# Stemming & Lemmatization in NLP

## Introduction
When processing text, words often appear in **different forms**. For example:

- `running`, `ran`, `runs` → root form is `run`
- `better` → base form is `good`

**Stemming** and **lemmatization** are techniques to **reduce words to their base forms**:

| Technique       | Example                 | Output        |
|-----------------|------------------------|---------------|
| Stemming        | running, runs, ran      | run           |
| Lemmatization   | better                  | good          |

**Key Difference:**
- **Stemming:** crude, removes suffixes (may not produce real words)
- **Lemmatization:** more accurate, considers grammar and dictionary

**In this notebook, we will learn:**
1. Stemming using NLTK
2. Lemmatization using NLTK
3. Examples on a small dataset


In [1]:
# Step 0: Import libraries
from nltk.stem import PorterStemmer
from nltk.stem import WordNetLemmatizer
import nltk

# Download WordNet (required for lemmatization)
nltk.download('wordnet')
nltk.download('omw-1.4')

[nltk_data] Downloading package wordnet to
[nltk_data]     D:\miniconda_setup\nltk_data...
[nltk_data] Downloading package omw-1.4 to
[nltk_data]     D:\miniconda_setup\nltk_data...


True

In [2]:
# Step 1: Stemming Example
stemmer = PorterStemmer()

words = ["running", "ran", "runs", "easily", "fairly"]
stemmed_words = [stemmer.stem(w) for w in words]

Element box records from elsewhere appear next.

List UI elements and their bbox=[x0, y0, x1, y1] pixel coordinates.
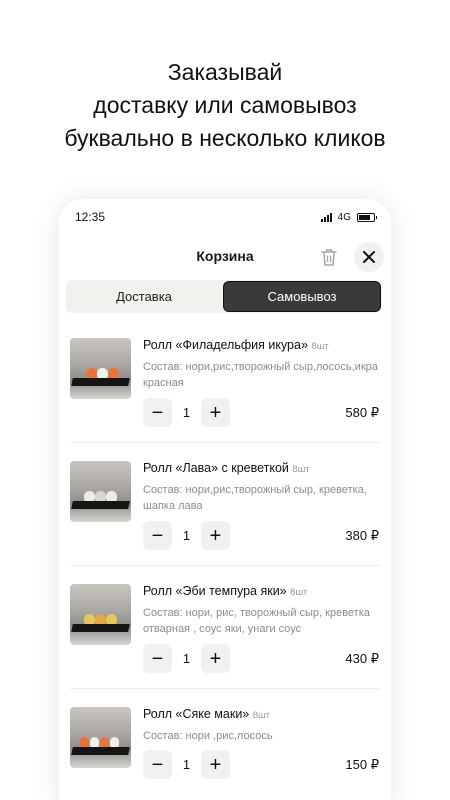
quantity-stepper: − 1 + 380 ₽ bbox=[143, 521, 379, 550]
headline-line-1: Заказывай bbox=[167, 59, 283, 85]
item-info: Ролл «Филадельфия икура» 8шт Состав: нор… bbox=[143, 337, 379, 391]
item-name: Ролл «Лава» с креветкой bbox=[143, 461, 289, 475]
item-price: 430 ₽ bbox=[345, 650, 379, 666]
nav-bar: Корзина bbox=[59, 241, 391, 273]
item-pieces: 8шт bbox=[311, 341, 329, 352]
product-image bbox=[70, 707, 131, 768]
page-title: Корзина bbox=[196, 248, 254, 264]
decrement-button[interactable]: − bbox=[143, 644, 172, 673]
item-info: Ролл «Лава» с креветкой 8шт Состав: нори… bbox=[143, 460, 379, 514]
item-price: 380 ₽ bbox=[345, 527, 379, 543]
product-image bbox=[70, 461, 131, 522]
item-info: Ролл «Эби темпура яки» 8шт Состав: нори,… bbox=[143, 583, 379, 637]
status-time: 12:35 bbox=[75, 210, 106, 224]
item-composition: Состав: нори,рис,творожный сыр,лосось,ик… bbox=[143, 361, 378, 389]
quantity-stepper: − 1 + 430 ₽ bbox=[143, 644, 379, 673]
item-composition: Состав: нори ,рис,лосось bbox=[143, 730, 273, 742]
close-button[interactable] bbox=[354, 242, 384, 272]
decrement-button[interactable]: − bbox=[143, 750, 172, 779]
cart-item: Ролл «Филадельфия икура» 8шт Состав: нор… bbox=[70, 320, 379, 443]
product-image bbox=[70, 584, 131, 645]
item-composition: Состав: нори,рис,творожный сыр, креветка… bbox=[143, 484, 367, 512]
cart-item: Ролл «Лава» с креветкой 8шт Состав: нори… bbox=[70, 443, 379, 566]
cart-list: Ролл «Филадельфия икура» 8шт Состав: нор… bbox=[59, 320, 391, 800]
tab-pickup[interactable]: Самовывоз bbox=[223, 281, 381, 312]
decrement-button[interactable]: − bbox=[143, 521, 172, 550]
battery-icon bbox=[357, 212, 377, 222]
headline-line-2: доставку или самовывоз bbox=[93, 92, 357, 118]
delivery-mode-toggle: Доставка Самовывоз bbox=[66, 280, 382, 313]
item-info: Ролл «Сяке маки» 8шт Состав: нори ,рис,л… bbox=[143, 706, 379, 744]
promo-headline: Заказывай доставку или самовывоз букваль… bbox=[0, 56, 450, 155]
item-price: 150 ₽ bbox=[345, 756, 379, 772]
phone-frame: 12:35 4G Корзина Доставка Самовывоз Ролл… bbox=[59, 199, 391, 800]
increment-button[interactable]: + bbox=[201, 644, 230, 673]
item-name: Ролл «Филадельфия икура» bbox=[143, 338, 308, 352]
quantity-value: 1 bbox=[182, 651, 191, 666]
quantity-stepper: − 1 + 150 ₽ bbox=[143, 750, 379, 779]
quantity-stepper: − 1 + 580 ₽ bbox=[143, 398, 379, 427]
cart-item: Ролл «Сяке маки» 8шт Состав: нори ,рис,л… bbox=[70, 689, 379, 800]
trash-icon[interactable] bbox=[320, 247, 338, 267]
quantity-value: 1 bbox=[182, 528, 191, 543]
product-image bbox=[70, 338, 131, 399]
item-composition: Состав: нори, рис, творожный сыр, кревет… bbox=[143, 607, 370, 635]
status-bar: 12:35 4G bbox=[75, 209, 377, 225]
decrement-button[interactable]: − bbox=[143, 398, 172, 427]
tab-delivery[interactable]: Доставка bbox=[66, 280, 222, 313]
quantity-value: 1 bbox=[182, 757, 191, 772]
cart-item: Ролл «Эби темпура яки» 8шт Состав: нори,… bbox=[70, 566, 379, 689]
item-name: Ролл «Сяке маки» bbox=[143, 707, 250, 721]
increment-button[interactable]: + bbox=[201, 521, 230, 550]
signal-icon bbox=[320, 212, 332, 222]
increment-button[interactable]: + bbox=[201, 750, 230, 779]
item-pieces: 8шт bbox=[290, 587, 308, 598]
item-price: 580 ₽ bbox=[345, 404, 379, 420]
increment-button[interactable]: + bbox=[201, 398, 230, 427]
network-label: 4G bbox=[337, 211, 351, 223]
item-pieces: 8шт bbox=[252, 710, 271, 721]
status-icons: 4G bbox=[320, 211, 377, 223]
headline-line-3: буквально в несколько кликов bbox=[64, 125, 386, 151]
quantity-value: 1 bbox=[182, 405, 191, 420]
item-pieces: 8шт bbox=[292, 464, 310, 475]
close-icon bbox=[363, 251, 375, 263]
item-name: Ролл «Эби темпура яки» bbox=[143, 584, 287, 598]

print("Original Words:", words)
print("Stemmed Words:", stemmed_words)

Original Words: ['running', 'ran', 'runs', 'easily', 'fairly']
Stemmed Words: ['run', 'ran', 'run', 'easili', 'fairli']


**Explanation:**  
- The stemmer removes common suffixes like `-ing`, `-s`.  
- Output may not always be a real English word.  
- Good for **search engines or fast preprocessing**.

In [3]:
# Step 2: Lemmatization Example
lemmatizer = WordNetLemmatizer()

words = ["running", "ran", "runs", "better", "fairly"]
lemmatized_words = [lemmatizer.lemmatize(w, pos='v') for w in words]  # 'v' = verb

print("Original Words:", words)
print("Lemmatized Words (verbs):", lemmatized_words)

# Lemmatization with default POS (noun)
lemmatized_words_noun = [lemmatizer.lemmatize(w) for w in words]
print("Lemmatized Words (default/noun):", lemmatized_words_noun)


Original Words: ['running', 'ran', 'runs', 'better', 'fairly']
Lemmatized Words (verbs): ['run', 'run', 'run', 'better', 'fairly']
Lemmatized Words (default/noun): ['running', 'ran', 'run', 'better', 'fairly']


**Explanation:**  
- Lemmatization produces **real words**.  
- We can specify **part-of-speech** (POS) for better accuracy (`v`=verb, `n`=noun, etc.)  
- Works well for **text analysis and NLP pipelines**.

In [4]:
# Step 3: Stemming & Lemmatization on a Sample Dataset
sample_texts = [
    "The children are running faster than yesterday.",
    "He runs every morning and enjoys it.",
    "She is better at playing football than me."
]

# Tokenize words
tokenized_texts = [text.split() for text in sample_texts]

for i, tokens in enumerate(tokenized_texts):
    stemmed = [stemmer.stem(w) for w in tokens]
    lemmatized = [lemmatizer.lemmatize(w, pos='v') for w in tokens]
    print(f"Original: {sample_texts[i]}")
    print(f"Stemmed: {stemmed}")
    print(f"Lemmatized: {lemmatized}")
    print('-'*50)


Original: The children are running faster than yesterday.
Stemmed: ['the', 'children', 'are', 'run', 'faster', 'than', 'yesterday.']
Lemmatized: ['The', 'children', 'be', 'run', 'faster', 'than', 'yesterday.']
--------------------------------------------------
Original: He runs every morning and enjoys it.
Stemmed: ['he', 'run', 'everi', 'morn', 'and', 'enjoy', 'it.']
Lemmatized: ['He', 'run', 'every', 'morning', 'and', 'enjoy', 'it.']
--------------------------------------------------
Original: She is better at playing football than me.
Stemmed: ['she', 'is', 'better', 'at', 'play', 'footbal', 'than', 'me.']
Lemmatized: ['She', 'be', 'better', 'at', 'play', 'football', 'than', 'me.']
--------------------------------------------------


- **Stemming**: Cuts words to root form, fast but may create non-words.  
  - Example: running → run, easily → easi  
- **Lemmatization**: Converts words to proper base form, considers grammar, accurate but slower.  
  - Example: running → run, better → good  

**Tips:**  
1. Always tokenize first.  
2. Use stemming for speed, lemmatization for accuracy.  
3. Both reduce vocabulary size and help NLP models.